First, the King James Version has done us a disservice by translated the term as “children.” The Hebrew word can refer to children, but rather more specifically means “young men.” The NIV, quoted here, uses the word “youths.” Second, the fact that the bears mauled 42 of the youths indicates that there were more than 42 youths involved. This was not a small group of children making fun of a bald man. Rather, it was a large demonstration of young men who assembled for the purpose of mocking a prophet of God. Third, the mocking of “go on up, you baldhead,” is more than making fun of baldness. The baldness of Elisha referred to here may be: 1) natural loss of hair; 2) a shaved head denoting his separation to the prophetic office; or more likely, 3) an epithet of scorn and contempt, Elisha not being literally bald. The phrase “go up” likely was a reference to Elijah, Elisha’s mentor, being taken up to Heaven earlier in 2 Kings chapter 2:11-12. These youths were sarcastically taunting and insulting the Lord’s prophet by telling him to repeat Elijah’s translation.

In summary, 2 Kings 2:23-24 is not an account of God mauling young children for making fun of a bald man. Rather, it is a record of an insulting demonstration against God’s prophet by a large group of young men. Because these young people of about 20 years of age or older (the same term is used of Solomon in 1 Kings 3:7) so despised the prophet of the Lord, Elisha called upon the Lord to deal with the rebels as He saw fit. The Lord’s punishment was the mauling of 42 of them by two female bears. The penalty was clearly justified, for to ridicule Elisha was to ridicule the Lord Himself. The seriousness of the crime was indicated by the seriousness of the punishment. The appalling judgment was God’s warning to all who would scorn the prophets of the Lord.

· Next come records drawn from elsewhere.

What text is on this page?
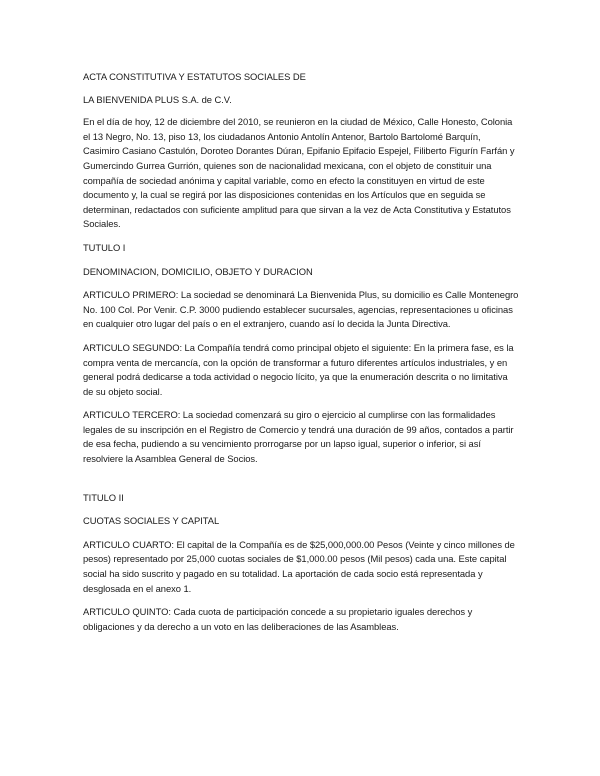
ACTA CONSTITUTIVA Y ESTATUTOS SOCIALES DE

LA BIENVENIDA PLUS S.A. de C.V.

En el día de hoy, 12 de diciembre del 2010, se reunieron en la ciudad de México, Calle Honesto, Colonia el 13 Negro, No. 13, piso 13, los ciudadanos Antonio Antolín Antenor, Bartolo Bartolomé Barquín, Casimiro Casiano Castulón, Doroteo Dorantes Dúran, Epifanio Epifacio Espejel, Filiberto Figurín Farfán y Gumercindo Gurrea Gurrión, quienes son de nacionalidad mexicana, con el objeto de constituir una compañía de sociedad anónima y capital variable, como en efecto la constituyen en virtud de este documento y, la cual se regirá por las disposiciones contenidas en los Artículos que en seguida se determinan, redactados con suficiente amplitud para que sirvan a la vez de Acta Constitutiva y Estatutos Sociales.

TUTULO I

DENOMINACION, DOMICILIO, OBJETO Y DURACION

ARTICULO PRIMERO: La sociedad se denominará La Bienvenida Plus, su domicilio es Calle Montenegro No. 100 Col. Por Venir. C.P. 3000 pudiendo establecer sucursales, agencias, representaciones u oficinas en cualquier otro lugar del país o en el extranjero, cuando así lo decida la Junta Directiva.

ARTICULO SEGUNDO: La Compañía tendrá como principal objeto el siguiente: En la primera fase, es la compra venta de mercancía, con la opción de transformar a futuro diferentes artículos industriales, y en general podrá dedicarse a toda actividad o negocio lícito, ya que la enumeración descrita o no limitativa de su objeto social.

ARTICULO TERCERO: La sociedad comenzará su giro o ejercicio al cumplirse con las formalidades legales de su inscripción en el Registro de Comercio y tendrá una duración de 99 años, contados a partir de esa fecha, pudiendo a su vencimiento prorrogarse por un lapso igual, superior o inferior, si así resolviere la Asamblea General de Socios.

TITULO II

CUOTAS SOCIALES Y CAPITAL

ARTICULO CUARTO: El capital de la Compañía es de $25,000,000.00 Pesos (Veinte y cinco millones de pesos) representado por 25,000 cuotas sociales de $1,000.00 pesos (Mil pesos) cada una. Este capital social ha sido suscrito y pagado en su totalidad. La aportación de cada socio está representada y desglosada en el anexo 1.

ARTICULO QUINTO: Cada cuota de participación concede a su propietario iguales derechos y obligaciones y da derecho a un voto en las deliberaciones de las Asambleas.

Elisha, whose name means “God is salvation,” was the successor of Elijah in the office of the prophet in Israel (2 Kings 5:8). He was called to follow Elijah in 1 Kings 19:19, and he spent the next 7 or 8 years as the prophet’s protégé, until Elijah was translated into heaven. At that time, Elisha began his ministry, which lasted 60 years (c. 892-832 B.C.), spanning the reigns of kings Jehoram, Jehu, Jehoahaz and Joash.

Elisha fulfilled the three-fold commission which his mentor had received in 1 Kings 19:15-16, part of which was that he would succeed Elijah as Israel’s prophet. It was during Elisha’s ministry that organized Baal worship was eradicated (2 Kings 10:28). In his ministry Elisha traveled widely and served as an advisor to kings, a companion of the common people, and a friend of both Israelites and foreigners.

The miracles Elisha performed are, for the most part, acts of helpfulness and blessing, such as the healing of Jericho’s waters (2 Kings 2:21), the resurrection of the Shunammite’s son (2 Kings 4:18-37), and the curing of Naaman’s leprosy (2 Kings 5). Some of Elisha’s miracles, such as the multiplication of 20 barley loaves to feed 100 men, strongly resemble some of the miracles of Christ (2 Kings 4:42-44; cf. Matthew 16:9-10).

A study of the life of Elisha will reveal the prophet’s humility (2 Kings 2:9), his obvious love for the people of Israel (2 Kings 8:11-12), and his faithfulness in a lifelong ministry.